Welcoming Christmas and New Year like a local

Vietnam, in the eyes of foreigners who know the country well, is a nation that loves to party and celebrate whatever the occasion. Not only observing traditional rituals and festivities deeply ingrained in the psyche of the Vietnamese, but increasingly, society is turning its attention to other global occasions, which have now found places in Vietnam’s heart.

Unlike its southeast Asian neighbors, such as Laos, Thailand, Myanmar etc. it can be said that Vietnam is not a traditional Buddhist country, with around just 12% of the population classing themselves as Buddhists. In fact, over 70% of Vietnam’s population follows a variety of folk religions and animism (the latter is a belief in good and evil spirts), while a very small proportion follow Protestantism and Caodaism. Catholicism has long been an important religion, dating back to the Jesuit missions of the 16th and 17th centuries. Nowadays, the Catholic Church boasts around 5,658,000 followers representing 6% of the population. Not only do ardent Catholic worshippers celebrate Christmas, but so too does anyone with a love and zest for life. During the Christmas and New Year period, Hanoi dons its Christmas guise as the streets come alive with the spirit and symbols of this time of year.

Christmas, and by default the Gregorian New Year are examples of festivities traditionally not part of Vietnamese society but which are now firm fixtures in the annual calendar. Twenty or so years ago, Father Christmas (affectionately known as ‘Ông già Noel in Vietnamese – ‘old man Christmas’), Christmas decorations and the like were uncommon sights. However, gradually these symbols established their place in the celebrations queue. Now it is almost impossible to imagine Vietnam without Christmas and the New Year that follows.

As a British person living in Hanoi for many years, I have witnessed the progressive adoption by Vietnamese society of this festive season. Come with me on a whistle stop tour of a few ways to celebrate Christmas like a local Hanoian.

Hanoi is home to a number of Catholic Churches, three of the most iconic being St Joseph’s Cathedral in the center by Hoan Kiem Lake, Cua Bac (North Gate) Church along Phan Dinh Phuong and Ham Long Church south of Hoan Kiem Lake. These, and many others dotted around the city, resemble any other western Christian church. Featuring nativity scenes, candles and Christmas lights, they are packed to the hilt on Christmas Eve with worshippers spilling onto the steps, celebrating midnight mass.

For those who like music and entertainment, one does not have to go far to enjoy free concerts that spring up around the city. Classical music and jazz performances take place outside the opera house and in public squares. Major 4 and 5 star hotels lay on Christmas entertainment and sumptuous feasts, while many international organizations hold staff Christmas parties. Around Hoan Kiem Lake and on street corners, stages spring up featuring live music performances as a competing cacophony of sounds fill the Hanoi air.

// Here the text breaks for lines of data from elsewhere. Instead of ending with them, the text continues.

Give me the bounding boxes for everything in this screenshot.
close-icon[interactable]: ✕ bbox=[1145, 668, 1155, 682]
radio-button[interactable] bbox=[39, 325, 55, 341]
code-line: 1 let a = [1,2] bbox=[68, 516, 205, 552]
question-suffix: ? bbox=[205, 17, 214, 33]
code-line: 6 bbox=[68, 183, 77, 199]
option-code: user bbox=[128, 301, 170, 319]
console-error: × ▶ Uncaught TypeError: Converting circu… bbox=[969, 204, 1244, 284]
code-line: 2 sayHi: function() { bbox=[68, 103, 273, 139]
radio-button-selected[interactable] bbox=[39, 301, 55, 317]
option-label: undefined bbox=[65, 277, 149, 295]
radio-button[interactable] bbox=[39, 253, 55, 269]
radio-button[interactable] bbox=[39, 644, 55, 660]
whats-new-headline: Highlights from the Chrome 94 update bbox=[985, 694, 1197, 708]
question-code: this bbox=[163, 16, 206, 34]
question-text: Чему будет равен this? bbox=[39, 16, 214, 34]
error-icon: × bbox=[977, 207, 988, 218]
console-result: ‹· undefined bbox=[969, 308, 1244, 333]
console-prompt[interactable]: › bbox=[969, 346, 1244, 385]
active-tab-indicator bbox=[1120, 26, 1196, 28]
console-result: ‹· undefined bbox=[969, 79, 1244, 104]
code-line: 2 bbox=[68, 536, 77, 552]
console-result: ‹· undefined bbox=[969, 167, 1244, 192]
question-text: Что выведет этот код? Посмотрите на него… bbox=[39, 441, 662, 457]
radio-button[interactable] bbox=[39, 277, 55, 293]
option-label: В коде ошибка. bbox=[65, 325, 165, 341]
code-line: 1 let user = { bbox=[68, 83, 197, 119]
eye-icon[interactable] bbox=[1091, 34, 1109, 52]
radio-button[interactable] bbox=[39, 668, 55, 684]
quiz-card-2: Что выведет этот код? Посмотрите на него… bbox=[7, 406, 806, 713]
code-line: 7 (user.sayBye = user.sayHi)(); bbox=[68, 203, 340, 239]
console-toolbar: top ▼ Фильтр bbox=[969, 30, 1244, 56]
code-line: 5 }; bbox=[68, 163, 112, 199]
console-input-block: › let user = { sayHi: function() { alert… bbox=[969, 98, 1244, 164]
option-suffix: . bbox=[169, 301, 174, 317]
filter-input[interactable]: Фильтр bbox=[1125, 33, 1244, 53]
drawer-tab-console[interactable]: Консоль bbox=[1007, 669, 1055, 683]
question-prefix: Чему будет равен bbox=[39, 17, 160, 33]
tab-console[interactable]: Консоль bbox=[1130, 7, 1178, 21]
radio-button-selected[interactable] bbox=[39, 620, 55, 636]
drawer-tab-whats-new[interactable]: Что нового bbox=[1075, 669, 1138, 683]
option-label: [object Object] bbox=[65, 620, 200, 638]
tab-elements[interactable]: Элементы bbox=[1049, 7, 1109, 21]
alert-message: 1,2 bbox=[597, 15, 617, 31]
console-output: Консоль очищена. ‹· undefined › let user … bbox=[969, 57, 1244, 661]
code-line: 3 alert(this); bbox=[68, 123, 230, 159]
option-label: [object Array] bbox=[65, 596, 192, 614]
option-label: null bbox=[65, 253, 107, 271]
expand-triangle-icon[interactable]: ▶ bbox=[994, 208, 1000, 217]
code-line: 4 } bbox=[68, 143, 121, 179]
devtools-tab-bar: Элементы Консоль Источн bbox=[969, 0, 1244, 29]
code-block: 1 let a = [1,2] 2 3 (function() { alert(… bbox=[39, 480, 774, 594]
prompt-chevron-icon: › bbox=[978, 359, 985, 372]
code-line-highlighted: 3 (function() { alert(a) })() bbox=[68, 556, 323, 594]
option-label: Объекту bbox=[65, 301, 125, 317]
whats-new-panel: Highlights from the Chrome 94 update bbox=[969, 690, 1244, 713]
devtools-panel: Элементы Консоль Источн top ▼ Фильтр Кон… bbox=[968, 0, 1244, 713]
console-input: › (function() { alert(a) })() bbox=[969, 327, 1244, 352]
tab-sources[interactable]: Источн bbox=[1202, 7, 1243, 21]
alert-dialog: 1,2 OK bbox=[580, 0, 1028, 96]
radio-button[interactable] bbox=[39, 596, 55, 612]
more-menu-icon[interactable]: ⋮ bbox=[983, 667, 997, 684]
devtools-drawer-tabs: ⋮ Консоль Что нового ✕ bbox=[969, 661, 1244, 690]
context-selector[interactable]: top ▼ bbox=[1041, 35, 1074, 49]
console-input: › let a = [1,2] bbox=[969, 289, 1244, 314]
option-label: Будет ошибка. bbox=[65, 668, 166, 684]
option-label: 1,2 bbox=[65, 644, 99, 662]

Father Christmas and his entourage are all pervasive in the old quarter stalls and shops crammed to the hilt with Santa Clause hats, reindeer antlers, and jingle bells, tinsel in a myriad of colors, cotton wool snow, fake Christmas trees and glittering baubles. Children and teenagers sport Christmas hats, while Father Christmas often makes his presence known in local restaurants and street parades. Shopping malls, such as Trang Tien Plaza, Vincom Mega malls at Time City and Royal City and Aeon Mall, are perfect Christmas hangouts for people watching at this time of year, as well as a chance to snap up festive season sales and great offers. Outside the entrances are huge displays of snowmen, Christmas presents, fake snow and Christmas wishes sponsored by major banks and other organizations are surrounded by Vietnamese taking selfies and group shots with families and friends – eager to capture themselves in a part of Christmas.

The streets become more jam packed than normal, from Christmas Eve through to New Year’s Day, as nowadays Christmas is one of the most important festivals in the Vietnamese calendar.
While the Christmas period is not a public holiday, 1 January is often a day off for many businesses and with New Year’s Eve following a traditional western format with a Vietnamese twist. Major cities like Hanoi, Hai Phong, Da Nang, Saigon etc. play host to hundreds of thousands of gatherers seeing in the New Year at countdown parties, sponsored by the likes of Heineken and Tiger Beer – usually blaring out EMD (Electronic Dance Music), popular with today’s young generation.

Around Hoan Kiem Lake as midnight strikes, the dulcet tones of Abba’s iconic ‘Happy New Year’ fills the air – a twenty-year plus tradition, and long may Abba’s new wishes continue for years to come.

So, we say in Vietnamese, chúc mừng Giáng Sinh (happy Christmas) and chúc mừng năm mới (happy New Year) as we wish you happy end to 2017 and a prosperous 2018.